IPO (Initial Public Offering)
- DoorDash priced its IPO price at $102 a share
- There was tremendous buy volume as soon as the market opened, with the stock reaching $195 at one point
- The stock closed at $189 yesterday, after a successful IPO
Business Model
- DoorDash charges restaurants a 20% fee on average, for every order made on its platform.
- On top of that, they earn money by charging customers fees for delivery, which normally ranges between $6-8 depending on the distance and current demand.
- They also offer a subscription service – Dashpass – which exempts its users from paying service fees.
- They have an extremely systematic virtuous cycle involving consumers, merchants, and dashers, in which the cycle creates local network effects, economics of scale, and increasing brand affinity.
Financials
- The company has shown tremendous and consistent growth in revenue over the years.
- Nonetheless, they also continue to spend more and more and sales and marketing costs, as well as general administrative costs.
- DoorDash is also one of the many companies that benefited from the Covid-19 Pandemic.
- In 2019, the company generated $885 m in revenue, and in the first nine months of 2020, they generated over $1.9 b.
- While these are extremely impressive numbers, it’s still important to take into account the fact that the company is still not profitable.
- In 2019, they had a net loss of $667 million, and in the first nine months of 2020, they lost $149 million.

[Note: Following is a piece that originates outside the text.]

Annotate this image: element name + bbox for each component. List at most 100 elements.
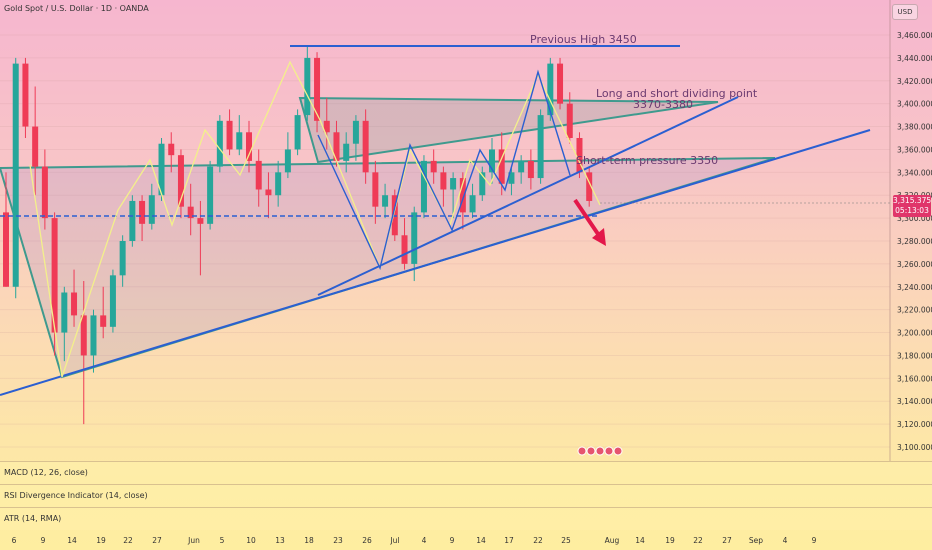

- Nonetheless, a company not being profitable is common with unicorns and startups, as they seek growth as their number one target, keeping in mind that profitability follows easily once they dominate the market.
- Another good news is that they currently have more cash and cash equivalents to cover their total liabilities, and thus won’t suffer from issues regarding lack of cash.
- Given the current momentum in the delivery market caused by Covid-19, experts anticipate 2021’s revenue at $5.2 billion, which is a 93% yoy growth rate, with operating profits of $280 million, which is a 23% yoy growth rate.
Risks
- The company might not continue to grow on pace with historical rates
- There is intense competition within the delivery industry
- Reliance on merchants for the success of the platform
- Their focus on expansion might not maximize financial results, and could result in lagging stock prices.
Precedent
- There are precedents of success regarding delivery & takeout platforms in other countries as well.
- Baedal Minjok, South Korea’s largest food delivery app, is in talks of being acquired by Delivery Hero.
- Baedal Minjok is a unicorn, which recorded a revenue of close to $8 billion in 2019.
- Considering that their 2020 records will be even higher, due to the Covid-19 pandemic, we could expect DoorDash to do even better, since it’s the most dominant company of a bigger delivery market.
- Precedent cases demonstrate that the food delivery industry has significant room for growth.
- Nonetheless, considering that Baedal Minjok’s revenue is 8 times higher than that of DoorDash, and yet is valued at $4 billion is quite concerning for DoorDash, as it indicates that the hype and growth potential is factored into its valuation.
Mike’s Insight
In my opinion, I think DoorDash is a company worth looking into. It operates in a solid industry that benefits from the Covid-19 pandemic, and while the growth rate will slow down once the pandemic is over, precedent cases from other countries demonstrate significant room for growth. Nonetheless, since expectations for future growth seem to be factored into the company’s valuation, I’d be cautiously bullish on this company.